I have been having a very mentally stimulating and enjoyable debate with another AR'er when it dawned on me that this person may intend to advise his clients to do something that could possibly cause harm. Of course it would not have been done intentionally to cause harm, but out of a misunderstanding.
I would like to issue a warning to Realtor's and Investors alike as well as a heads up to all sellers, that come April 5th, we need to be careful what we advise our seller to do when their servicer calls.
Now I am aware that there can be changes implemented prior to April 5th. And I am also aware that each servicer that contracts to work with the HAMP/HAFA programs is writing their own guidelines as stated on page 3 of the Supplimental Directive... "Each participating servicer must develop a written policy, consistent with investor guidelines, that describes the basis on which the servicer will offer the HAFA program to borrowers. This policy may incorporate such factors as the severity of the loss involved, local market conditions, the timing of pending foreclosure actions and borrower motivation and cooperation."
What concerned me is the, (what I believe is faulty) idea that a borrower can opt out of the HAFA program as offered by their servicer, if the servicer is contracted to work with HAMP/HAFA.
The first step is to determine if your servicer is under the HAFA umbrella. That is easy to do - just go to this link...Making Home Affordable -Contact Your Mortgage Servicer and type in your lenders or servicers name.
If they are, there are a few things you need to know! This very stimulating blog had the comment "Dawn, the HAFA contract is not in the sellers best interest and no one is required to sign it, anyone and everyone can opt out of HAFA" This coment was supported by this statement..."If the borrower fails to contact the servicer within the timeframe or at any time indicates that he or she is not interested in these options, the servicer has no further obligation to extend a HAFA offer."
My understanding of the sentence that was underlined is that this it is not an opt out, but a refusal of options or failure to contact, that escalates the foreclosure sale. This is very dangerous if your property has an eminent sale date. Servicers who have contracted under HAMP/HAFA must offer the short sale option prior to foreclosure sale.
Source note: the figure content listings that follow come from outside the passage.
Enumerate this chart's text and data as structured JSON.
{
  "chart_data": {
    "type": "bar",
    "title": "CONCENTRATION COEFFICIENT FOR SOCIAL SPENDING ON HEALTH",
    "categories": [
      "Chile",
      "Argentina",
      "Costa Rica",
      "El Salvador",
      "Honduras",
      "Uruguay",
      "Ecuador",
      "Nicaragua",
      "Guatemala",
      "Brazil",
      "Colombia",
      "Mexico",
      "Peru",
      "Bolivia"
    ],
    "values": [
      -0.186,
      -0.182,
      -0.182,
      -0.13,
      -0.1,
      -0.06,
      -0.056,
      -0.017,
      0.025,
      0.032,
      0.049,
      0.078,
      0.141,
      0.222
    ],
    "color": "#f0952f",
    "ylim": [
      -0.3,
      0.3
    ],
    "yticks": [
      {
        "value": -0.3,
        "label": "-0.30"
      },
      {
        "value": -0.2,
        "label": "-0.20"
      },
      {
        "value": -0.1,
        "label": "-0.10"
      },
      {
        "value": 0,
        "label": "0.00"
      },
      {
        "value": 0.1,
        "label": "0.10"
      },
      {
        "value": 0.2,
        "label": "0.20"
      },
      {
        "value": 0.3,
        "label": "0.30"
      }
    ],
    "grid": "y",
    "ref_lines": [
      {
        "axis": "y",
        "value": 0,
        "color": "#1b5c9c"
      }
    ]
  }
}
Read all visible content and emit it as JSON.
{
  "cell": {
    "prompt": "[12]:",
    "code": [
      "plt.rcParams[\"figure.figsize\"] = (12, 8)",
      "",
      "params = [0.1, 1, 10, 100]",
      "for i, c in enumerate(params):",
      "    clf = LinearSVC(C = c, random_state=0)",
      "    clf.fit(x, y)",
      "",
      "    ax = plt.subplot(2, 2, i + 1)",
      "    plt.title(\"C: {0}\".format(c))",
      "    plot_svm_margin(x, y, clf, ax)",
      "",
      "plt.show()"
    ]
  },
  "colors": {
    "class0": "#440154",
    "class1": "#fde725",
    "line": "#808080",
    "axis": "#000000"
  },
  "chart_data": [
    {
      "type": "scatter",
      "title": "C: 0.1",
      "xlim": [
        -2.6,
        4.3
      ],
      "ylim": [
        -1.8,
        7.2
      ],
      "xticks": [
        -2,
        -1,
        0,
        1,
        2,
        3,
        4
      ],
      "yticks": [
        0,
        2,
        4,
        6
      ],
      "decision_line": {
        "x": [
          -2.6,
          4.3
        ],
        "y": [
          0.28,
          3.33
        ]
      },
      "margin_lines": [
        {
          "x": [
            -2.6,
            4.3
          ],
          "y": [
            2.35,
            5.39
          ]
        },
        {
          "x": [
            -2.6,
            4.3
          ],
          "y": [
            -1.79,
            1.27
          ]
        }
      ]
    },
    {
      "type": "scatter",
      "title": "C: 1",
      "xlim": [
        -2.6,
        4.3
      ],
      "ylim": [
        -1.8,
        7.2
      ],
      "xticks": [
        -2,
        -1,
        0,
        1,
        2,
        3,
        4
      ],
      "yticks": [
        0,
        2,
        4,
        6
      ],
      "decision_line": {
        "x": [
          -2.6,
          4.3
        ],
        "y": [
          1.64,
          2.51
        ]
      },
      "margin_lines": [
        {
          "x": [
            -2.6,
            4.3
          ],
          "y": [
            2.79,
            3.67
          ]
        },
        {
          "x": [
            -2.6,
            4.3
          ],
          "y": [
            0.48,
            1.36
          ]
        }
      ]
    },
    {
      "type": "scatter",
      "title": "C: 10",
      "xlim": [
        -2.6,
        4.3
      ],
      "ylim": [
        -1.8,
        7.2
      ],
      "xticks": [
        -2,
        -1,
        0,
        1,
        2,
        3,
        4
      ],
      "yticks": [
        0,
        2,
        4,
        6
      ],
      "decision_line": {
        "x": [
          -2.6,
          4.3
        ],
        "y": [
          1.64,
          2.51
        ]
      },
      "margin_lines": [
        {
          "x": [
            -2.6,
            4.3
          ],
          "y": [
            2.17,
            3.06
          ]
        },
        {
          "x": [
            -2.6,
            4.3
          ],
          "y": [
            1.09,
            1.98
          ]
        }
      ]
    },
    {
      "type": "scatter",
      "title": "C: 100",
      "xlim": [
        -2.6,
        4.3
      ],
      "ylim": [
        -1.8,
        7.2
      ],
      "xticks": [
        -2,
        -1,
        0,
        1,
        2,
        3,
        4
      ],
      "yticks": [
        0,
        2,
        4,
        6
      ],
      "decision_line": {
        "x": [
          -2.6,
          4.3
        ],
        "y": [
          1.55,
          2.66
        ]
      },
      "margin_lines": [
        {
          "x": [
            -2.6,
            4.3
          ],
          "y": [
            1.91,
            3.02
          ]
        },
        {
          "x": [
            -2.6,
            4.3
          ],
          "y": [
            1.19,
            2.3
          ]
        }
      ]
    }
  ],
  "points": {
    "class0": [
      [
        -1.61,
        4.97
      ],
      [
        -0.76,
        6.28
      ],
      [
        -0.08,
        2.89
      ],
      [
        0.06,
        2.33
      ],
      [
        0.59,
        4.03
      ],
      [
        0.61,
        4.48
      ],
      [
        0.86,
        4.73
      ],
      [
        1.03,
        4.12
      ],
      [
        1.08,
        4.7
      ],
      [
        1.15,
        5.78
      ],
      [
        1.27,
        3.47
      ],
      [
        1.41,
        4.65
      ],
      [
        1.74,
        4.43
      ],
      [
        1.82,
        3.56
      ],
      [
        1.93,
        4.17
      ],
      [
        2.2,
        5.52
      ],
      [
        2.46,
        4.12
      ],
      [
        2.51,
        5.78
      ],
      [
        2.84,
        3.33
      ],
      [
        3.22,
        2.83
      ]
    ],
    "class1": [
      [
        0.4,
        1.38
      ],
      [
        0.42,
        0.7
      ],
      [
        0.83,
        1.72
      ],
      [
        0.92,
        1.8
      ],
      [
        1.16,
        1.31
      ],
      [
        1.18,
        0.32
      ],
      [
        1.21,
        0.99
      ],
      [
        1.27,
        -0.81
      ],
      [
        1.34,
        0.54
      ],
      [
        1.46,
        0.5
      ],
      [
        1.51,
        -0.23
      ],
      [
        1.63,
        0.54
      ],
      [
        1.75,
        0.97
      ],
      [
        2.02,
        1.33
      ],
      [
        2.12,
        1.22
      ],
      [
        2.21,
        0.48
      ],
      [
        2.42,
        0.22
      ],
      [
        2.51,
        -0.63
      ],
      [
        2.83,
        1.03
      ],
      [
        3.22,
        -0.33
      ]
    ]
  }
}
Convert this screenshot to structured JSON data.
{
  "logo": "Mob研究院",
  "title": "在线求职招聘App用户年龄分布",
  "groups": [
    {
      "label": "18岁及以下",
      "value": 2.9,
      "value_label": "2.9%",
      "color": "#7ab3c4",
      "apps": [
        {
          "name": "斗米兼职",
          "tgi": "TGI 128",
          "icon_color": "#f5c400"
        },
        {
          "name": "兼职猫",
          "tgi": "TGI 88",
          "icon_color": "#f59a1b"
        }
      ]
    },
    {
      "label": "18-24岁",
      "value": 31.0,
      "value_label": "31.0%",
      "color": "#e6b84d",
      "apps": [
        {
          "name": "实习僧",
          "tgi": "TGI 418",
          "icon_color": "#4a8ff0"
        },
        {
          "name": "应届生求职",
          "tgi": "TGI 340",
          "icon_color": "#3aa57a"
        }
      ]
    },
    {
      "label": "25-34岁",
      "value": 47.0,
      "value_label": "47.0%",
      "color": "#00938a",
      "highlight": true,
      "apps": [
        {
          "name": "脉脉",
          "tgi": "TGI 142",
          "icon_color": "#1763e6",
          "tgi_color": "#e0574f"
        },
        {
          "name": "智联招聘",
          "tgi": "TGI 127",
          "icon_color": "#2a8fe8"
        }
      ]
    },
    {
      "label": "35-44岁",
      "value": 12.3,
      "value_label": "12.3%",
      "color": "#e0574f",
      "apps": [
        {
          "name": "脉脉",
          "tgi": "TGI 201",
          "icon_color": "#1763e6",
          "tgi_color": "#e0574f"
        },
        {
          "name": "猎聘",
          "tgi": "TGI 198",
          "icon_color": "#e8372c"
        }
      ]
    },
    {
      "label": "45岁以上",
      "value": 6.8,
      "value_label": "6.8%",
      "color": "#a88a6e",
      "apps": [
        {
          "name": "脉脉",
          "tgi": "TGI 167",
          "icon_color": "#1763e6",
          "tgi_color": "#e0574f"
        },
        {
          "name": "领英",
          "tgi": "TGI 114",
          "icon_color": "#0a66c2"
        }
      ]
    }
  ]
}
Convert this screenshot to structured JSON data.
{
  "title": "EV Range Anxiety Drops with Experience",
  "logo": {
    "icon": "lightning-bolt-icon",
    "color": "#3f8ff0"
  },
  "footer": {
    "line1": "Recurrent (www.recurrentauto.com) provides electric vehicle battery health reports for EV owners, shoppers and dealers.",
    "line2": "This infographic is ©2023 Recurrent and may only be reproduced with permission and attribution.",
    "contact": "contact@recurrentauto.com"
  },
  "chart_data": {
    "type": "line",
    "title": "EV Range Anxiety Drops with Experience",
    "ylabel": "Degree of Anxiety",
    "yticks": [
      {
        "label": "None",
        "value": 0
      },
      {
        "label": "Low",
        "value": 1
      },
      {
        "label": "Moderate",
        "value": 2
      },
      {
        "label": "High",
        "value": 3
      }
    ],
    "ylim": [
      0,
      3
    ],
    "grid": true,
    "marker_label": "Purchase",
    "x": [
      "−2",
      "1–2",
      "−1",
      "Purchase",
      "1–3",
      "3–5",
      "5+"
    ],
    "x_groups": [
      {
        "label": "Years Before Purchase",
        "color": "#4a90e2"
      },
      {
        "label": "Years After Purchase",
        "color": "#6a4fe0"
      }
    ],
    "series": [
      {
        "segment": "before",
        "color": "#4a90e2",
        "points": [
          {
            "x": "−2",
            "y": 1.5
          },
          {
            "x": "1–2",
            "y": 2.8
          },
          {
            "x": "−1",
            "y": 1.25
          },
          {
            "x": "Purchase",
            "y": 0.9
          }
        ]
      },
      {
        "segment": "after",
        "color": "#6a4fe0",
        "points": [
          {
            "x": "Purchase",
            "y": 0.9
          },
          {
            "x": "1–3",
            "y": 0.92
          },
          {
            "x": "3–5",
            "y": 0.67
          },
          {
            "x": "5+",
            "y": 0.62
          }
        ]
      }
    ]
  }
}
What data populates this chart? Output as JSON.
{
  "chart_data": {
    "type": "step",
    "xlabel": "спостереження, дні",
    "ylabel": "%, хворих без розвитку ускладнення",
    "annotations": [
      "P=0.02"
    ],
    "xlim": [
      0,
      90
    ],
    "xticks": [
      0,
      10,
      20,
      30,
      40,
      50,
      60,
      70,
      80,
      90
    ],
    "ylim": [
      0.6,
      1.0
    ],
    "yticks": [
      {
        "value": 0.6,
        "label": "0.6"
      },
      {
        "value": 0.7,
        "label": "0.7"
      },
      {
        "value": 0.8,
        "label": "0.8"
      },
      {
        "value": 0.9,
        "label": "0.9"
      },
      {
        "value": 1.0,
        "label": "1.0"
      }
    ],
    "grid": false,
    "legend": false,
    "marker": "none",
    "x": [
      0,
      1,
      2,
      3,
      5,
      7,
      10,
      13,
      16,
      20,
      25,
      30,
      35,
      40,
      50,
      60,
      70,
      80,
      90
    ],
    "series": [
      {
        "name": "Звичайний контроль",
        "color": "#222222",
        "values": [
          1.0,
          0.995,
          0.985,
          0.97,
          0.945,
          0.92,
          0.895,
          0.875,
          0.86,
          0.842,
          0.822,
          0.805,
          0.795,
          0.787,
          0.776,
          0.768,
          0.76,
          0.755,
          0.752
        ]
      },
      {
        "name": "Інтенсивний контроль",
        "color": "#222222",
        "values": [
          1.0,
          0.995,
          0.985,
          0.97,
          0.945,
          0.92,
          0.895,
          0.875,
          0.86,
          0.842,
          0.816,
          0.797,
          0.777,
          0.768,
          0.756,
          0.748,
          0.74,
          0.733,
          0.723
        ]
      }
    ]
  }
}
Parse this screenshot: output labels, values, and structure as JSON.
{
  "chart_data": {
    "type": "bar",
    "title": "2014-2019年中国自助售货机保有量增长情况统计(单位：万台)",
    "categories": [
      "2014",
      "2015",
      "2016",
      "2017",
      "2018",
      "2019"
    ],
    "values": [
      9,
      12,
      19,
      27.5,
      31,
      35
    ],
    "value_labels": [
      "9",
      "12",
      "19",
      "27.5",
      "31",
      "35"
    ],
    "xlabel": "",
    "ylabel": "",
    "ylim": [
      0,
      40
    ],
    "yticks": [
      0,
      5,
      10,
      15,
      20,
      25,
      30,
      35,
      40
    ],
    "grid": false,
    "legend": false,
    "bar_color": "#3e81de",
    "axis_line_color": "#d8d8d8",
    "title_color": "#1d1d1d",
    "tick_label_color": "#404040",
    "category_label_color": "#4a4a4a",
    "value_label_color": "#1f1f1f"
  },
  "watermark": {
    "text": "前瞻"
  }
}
Page 4 Supplemental Directive 09/09 states....If the servicer determines that a borrower is eligible for a HAFA offer based on its written policy and this Supplemental Directive, the servicer must follow the steps below to determine if a short sale or DIL offer will be extended. If the servicer has not already discussed a short sale or DIL with the borrower, the servicer must proactively notify the borrower in writing of the availability of these options and allow the borrower 14 calendar days from the date of the notification to contact the servicer by verbal or written communication and request consideration under HAFA.
As soon as the borrower refuses the offer they can proceed with the sale. What is so nefarious is that if the borrower has previously discussed the short sale or DIL option the servicer may offer the option verbally to the borrower and if the borrower indicates they don't want to participate, or even more devious, a message (voicemail) is left that they are being offered this option, please return a call by XX date, and they don't call back -it is considered a refusal.
If you want to read this directive yourself here is the link! I believe we should all read this!
The second statement made that concerned me was "you will also see the owner can submit an offer under HAFA without signing the SSA, as an alternative, which is what I would recommend if the client wanted to try a HAFA short as there are way too many things in that contract I would not be comfortable with if I were the homeowner in distress."
That statement referred to the option that you can submit an offer with an Alternative RSSA (Request for short sale approval) if you have not participated in the HAFA preapproval for short sale program and have not received the RSSA that is pre-populated with the minimal acceptable net proceeds from an offer along allowable transaction costs that they have pre-approved for payment. But you would need an offer that was fully executed prior to the borrower having been either contacted by or in contact with the servicer....
Excerpt page 6 of Supplemental Directive... In the event that a borrower has an executed sales contract and requests the servicer to approve a short sale under HAFA before an SSA has been executed, the servicer must evaluate the borrower for HAFA as described in this Supplemental Directive and must utilize the Alternative Request for Approval of a Short Sale (Alternative RASS). There is more information on the Alternative RASS on page 8 of the directive.
I JUST WANT PEOPLE TO BE CAREFUL AS TO THE ADVICE WE GIVE OUR CLIENTs, FRIENDS AND FAMILY. PLEASE TAKE THE TIME TO READ THIS DIRECTIVE OR AT LEAST TALK TO SOMEONE WHO HAS BEFORE WE GIVE OUT ADVICE.
AND KEEP CURRENT ON THE CHANGES THAT ARE SURE TO BE IMPLEMENTED!